Balance of Payment Definition and Components
Balance of Payment Definition – “It is a statement which consists of record of all the payments and receipts made by the resident of the country to the rest of the world”
According to Reserve Bank of India – Balance of Payment is a statistical statement that shows –
- Transactions in goods and services between an economy and the rest of the world.
- Changes in ownership and other changes in that economy’s monetary gold, special drawing rights (SDRs), and financial claims on and liabilities to the rest of the world, and
- Unrequited transfers
Any transaction which results in outflow of cash from the country to the foreigners is debit and given a negative sign. On the contrary, transaction which results in inflow of cash in the country is credit and is given the positive sign.
Components of BOP
To understand the what does Balance of Payment definition actually means, let’s discuss its components. The transactions that are recorded in Balance of Payment are –
Current Account – This account records export and import of visible and invisible items and transfer of payments. Trade in good implies the visible items and trade in services indicates the invisible items. Here trade in service includes both factor income as well as non factor income.
Factor income consists of interest, profit or dividend on asset abroad minus the income that foreigners earn on assets in India. On the other hand, non – factor income consists of shipping, banking, insurance, software services or tourism, etc.
Transfer payments in current account consists of the remittances that the residents of country received for free. They do not have to make payment in return. For example earthquake relief fund, gifts and grants. etc.

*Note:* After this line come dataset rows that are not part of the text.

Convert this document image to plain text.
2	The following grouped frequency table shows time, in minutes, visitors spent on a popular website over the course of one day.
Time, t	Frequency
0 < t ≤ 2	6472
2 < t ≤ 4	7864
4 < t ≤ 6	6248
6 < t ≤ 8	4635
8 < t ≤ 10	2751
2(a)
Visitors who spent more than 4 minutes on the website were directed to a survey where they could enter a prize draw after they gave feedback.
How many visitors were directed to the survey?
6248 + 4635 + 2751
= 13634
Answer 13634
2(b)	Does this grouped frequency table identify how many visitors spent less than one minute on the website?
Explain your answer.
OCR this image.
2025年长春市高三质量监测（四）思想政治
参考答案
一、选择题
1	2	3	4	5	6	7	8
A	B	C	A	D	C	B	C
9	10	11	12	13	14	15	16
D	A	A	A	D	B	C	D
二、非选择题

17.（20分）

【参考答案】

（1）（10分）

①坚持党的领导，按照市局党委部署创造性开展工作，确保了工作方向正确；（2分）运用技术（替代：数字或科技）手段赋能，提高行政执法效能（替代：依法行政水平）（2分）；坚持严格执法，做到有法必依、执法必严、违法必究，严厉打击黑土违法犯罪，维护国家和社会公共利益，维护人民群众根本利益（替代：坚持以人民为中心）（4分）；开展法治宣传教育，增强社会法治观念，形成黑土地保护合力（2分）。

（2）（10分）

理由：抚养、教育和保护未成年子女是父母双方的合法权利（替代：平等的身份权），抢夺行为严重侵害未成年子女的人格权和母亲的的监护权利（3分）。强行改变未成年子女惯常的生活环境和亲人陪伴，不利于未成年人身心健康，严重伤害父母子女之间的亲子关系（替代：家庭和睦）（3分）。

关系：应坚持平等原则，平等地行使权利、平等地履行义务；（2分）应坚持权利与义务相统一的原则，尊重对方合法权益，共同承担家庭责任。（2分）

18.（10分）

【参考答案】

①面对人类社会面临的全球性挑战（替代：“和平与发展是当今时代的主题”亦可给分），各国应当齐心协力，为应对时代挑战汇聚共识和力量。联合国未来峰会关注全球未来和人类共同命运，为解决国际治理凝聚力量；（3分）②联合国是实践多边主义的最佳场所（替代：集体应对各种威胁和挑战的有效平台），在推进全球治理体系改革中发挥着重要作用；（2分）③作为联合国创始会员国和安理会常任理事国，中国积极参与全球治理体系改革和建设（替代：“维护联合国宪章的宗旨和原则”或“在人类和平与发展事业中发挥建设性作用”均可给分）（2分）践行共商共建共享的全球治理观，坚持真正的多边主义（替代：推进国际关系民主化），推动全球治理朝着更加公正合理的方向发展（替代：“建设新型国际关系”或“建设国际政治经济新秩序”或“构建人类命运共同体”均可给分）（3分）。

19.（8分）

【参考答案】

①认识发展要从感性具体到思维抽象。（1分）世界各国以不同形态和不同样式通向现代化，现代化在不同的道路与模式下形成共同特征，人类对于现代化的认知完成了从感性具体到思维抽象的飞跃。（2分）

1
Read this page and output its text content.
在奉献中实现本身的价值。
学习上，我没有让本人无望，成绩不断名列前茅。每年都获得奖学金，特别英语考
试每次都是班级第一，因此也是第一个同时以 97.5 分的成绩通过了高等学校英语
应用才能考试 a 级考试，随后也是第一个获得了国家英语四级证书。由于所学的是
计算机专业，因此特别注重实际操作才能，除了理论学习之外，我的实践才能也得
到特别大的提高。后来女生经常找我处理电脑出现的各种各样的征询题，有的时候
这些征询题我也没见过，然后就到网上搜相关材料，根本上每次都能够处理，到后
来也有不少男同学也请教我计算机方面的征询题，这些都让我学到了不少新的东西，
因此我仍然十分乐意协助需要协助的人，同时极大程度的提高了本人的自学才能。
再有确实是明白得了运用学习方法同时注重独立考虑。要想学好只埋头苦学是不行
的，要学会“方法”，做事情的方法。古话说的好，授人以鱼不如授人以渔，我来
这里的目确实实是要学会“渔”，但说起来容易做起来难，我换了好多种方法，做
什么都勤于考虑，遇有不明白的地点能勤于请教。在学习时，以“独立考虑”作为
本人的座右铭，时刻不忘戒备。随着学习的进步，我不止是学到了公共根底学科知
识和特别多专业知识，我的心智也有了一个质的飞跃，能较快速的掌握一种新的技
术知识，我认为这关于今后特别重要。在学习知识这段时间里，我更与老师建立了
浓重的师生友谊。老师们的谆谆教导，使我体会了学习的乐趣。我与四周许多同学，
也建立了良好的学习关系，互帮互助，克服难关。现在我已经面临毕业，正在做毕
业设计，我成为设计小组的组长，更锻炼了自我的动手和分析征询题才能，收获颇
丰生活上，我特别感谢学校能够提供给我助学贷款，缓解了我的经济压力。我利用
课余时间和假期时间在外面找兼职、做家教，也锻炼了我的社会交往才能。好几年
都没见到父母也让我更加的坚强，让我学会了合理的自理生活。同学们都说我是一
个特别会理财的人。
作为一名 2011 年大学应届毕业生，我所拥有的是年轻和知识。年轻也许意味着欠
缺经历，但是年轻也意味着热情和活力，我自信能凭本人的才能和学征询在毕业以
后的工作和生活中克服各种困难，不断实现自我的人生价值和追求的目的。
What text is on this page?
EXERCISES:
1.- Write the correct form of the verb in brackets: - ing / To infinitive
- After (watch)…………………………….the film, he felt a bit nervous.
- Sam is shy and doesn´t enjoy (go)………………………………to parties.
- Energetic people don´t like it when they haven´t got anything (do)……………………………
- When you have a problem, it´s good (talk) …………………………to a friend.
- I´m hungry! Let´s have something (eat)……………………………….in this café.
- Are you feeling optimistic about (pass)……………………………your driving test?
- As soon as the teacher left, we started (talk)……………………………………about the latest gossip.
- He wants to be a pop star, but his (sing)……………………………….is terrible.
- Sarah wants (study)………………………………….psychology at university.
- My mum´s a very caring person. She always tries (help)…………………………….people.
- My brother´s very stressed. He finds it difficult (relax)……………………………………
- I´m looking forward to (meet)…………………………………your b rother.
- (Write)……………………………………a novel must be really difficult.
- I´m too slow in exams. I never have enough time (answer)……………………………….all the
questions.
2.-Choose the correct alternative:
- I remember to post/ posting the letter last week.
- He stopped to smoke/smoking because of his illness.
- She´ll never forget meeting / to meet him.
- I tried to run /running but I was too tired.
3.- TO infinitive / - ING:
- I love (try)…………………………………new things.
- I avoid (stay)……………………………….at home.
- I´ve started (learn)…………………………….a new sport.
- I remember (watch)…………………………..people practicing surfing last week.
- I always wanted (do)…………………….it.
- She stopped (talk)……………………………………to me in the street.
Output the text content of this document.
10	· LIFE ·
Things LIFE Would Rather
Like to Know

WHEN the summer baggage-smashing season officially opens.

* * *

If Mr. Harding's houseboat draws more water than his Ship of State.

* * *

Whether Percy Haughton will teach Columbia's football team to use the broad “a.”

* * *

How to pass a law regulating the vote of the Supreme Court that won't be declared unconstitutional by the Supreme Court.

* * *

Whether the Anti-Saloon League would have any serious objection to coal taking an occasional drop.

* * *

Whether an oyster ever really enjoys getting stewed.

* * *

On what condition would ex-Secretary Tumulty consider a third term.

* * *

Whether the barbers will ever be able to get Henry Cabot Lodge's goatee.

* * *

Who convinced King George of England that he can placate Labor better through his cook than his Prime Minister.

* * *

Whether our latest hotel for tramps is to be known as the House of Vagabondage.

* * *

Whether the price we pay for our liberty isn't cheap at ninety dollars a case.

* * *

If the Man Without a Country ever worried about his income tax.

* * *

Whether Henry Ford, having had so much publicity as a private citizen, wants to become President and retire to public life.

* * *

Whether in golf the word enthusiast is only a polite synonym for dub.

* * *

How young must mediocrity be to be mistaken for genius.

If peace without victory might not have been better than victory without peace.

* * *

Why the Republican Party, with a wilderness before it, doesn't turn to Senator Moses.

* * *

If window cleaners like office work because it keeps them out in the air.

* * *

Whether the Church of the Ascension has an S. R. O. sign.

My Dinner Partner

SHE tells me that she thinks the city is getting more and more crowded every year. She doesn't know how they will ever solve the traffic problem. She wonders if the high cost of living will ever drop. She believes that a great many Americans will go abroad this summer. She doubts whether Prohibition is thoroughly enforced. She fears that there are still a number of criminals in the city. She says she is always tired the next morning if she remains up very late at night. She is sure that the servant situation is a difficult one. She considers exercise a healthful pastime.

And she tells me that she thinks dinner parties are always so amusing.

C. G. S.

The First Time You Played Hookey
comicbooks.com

Capital Account – BOP’s capital account records all the international sales and purchases of financial assets such as money, stock, bonds, etc. In simple words, transactions which results in change in ownership of the financial assets are part of this account.
Errors and Omissions – There are times when Balance of Payment balance does not match. This imbalance is reflected in errors and omissions. This shows the inability to record all the international transaction accurately.
BOP Surplus and Deficit
When exports exceeds the import, balance of payment is in surplus. Similarly if imports exceeds exports, BOP is in deficit. This deficit in current account is financed by the net cash inflow of the capital account. Similarly current account surplus is used in financing the low capital account balance.